Whether simple or complex, all spells involve focusing the power of intention to produce outcomes. Your intention not only provides the fuel that energizes a spell, it also colors the spell. As discussed in Chapter 1, your motive for doing a spell determines whether it's “white” or “black” magick, or somewhere in between.
There's nothing wrong with doing “gray” spells — most spells, in fact, fit into this category. It's not incorrect or selfish to use your magickal talents to improve your lot in life. However, a wise witch always examines her reasons for casting a spell before she takes any action. Sometimes the only difference between a gray and black spell is your intention. Let's say, for example, you want a certain job. It's logical to do a spell to improve your chances of landing the position you desire. But if your spell intentionally causes someone else to lose the job so you can take over, that's black magick.

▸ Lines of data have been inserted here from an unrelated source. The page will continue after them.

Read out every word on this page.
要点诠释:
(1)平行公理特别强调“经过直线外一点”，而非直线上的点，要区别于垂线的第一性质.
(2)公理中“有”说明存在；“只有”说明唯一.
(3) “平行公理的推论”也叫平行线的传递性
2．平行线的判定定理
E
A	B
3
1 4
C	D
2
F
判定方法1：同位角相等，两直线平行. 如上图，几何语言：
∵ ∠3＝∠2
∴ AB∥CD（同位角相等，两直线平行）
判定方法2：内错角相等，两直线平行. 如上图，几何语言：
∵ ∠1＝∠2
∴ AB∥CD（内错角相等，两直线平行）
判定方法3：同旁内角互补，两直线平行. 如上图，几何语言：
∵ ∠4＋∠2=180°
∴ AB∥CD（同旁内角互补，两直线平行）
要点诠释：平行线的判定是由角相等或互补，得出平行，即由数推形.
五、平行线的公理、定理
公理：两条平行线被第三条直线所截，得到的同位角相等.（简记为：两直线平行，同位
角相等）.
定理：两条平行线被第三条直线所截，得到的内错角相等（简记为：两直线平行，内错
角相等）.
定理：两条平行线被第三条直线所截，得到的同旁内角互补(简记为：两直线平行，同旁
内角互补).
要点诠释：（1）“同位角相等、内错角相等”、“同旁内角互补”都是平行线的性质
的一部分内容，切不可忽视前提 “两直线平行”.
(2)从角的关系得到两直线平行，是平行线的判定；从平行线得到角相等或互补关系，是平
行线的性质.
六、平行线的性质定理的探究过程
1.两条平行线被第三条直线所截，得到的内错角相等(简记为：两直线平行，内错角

Black magick doesn't always involve the ritual of casting a spell. Many people perform black magick without even realizing it. If, in the heat of the moment, you curse someone or wish something bad to happen to him, you're doing black magick.
It's also important to feel good about the spells you do. Witches have different opinions and preferences when it comes to working magick, and although certain practices may not be wrong, they might not be right for you. For instance, some witches engage in sex magick, but it's not for everyone. Stay within your own comfort zone.
Witches subscribe to a few general guidelines that constitute morally responsible spells. Here are the basic spellcraft “don'ts.”
Don't design a spell that might harm another person or interfere with his free will.
Don't cast a spell that includes components or methods that violate your own personal taboos or ethics.
Don't work with languages or symbolic items that you don't fully understand.
Don't do spells if you are ill, angry, or otherwise off-center, as this can affect the outcome dramatically.
If you follow these simple guidelines, you'll avoid the problems, pitfalls, and unpleasant ramifications that can sometimes accompany spell-casting.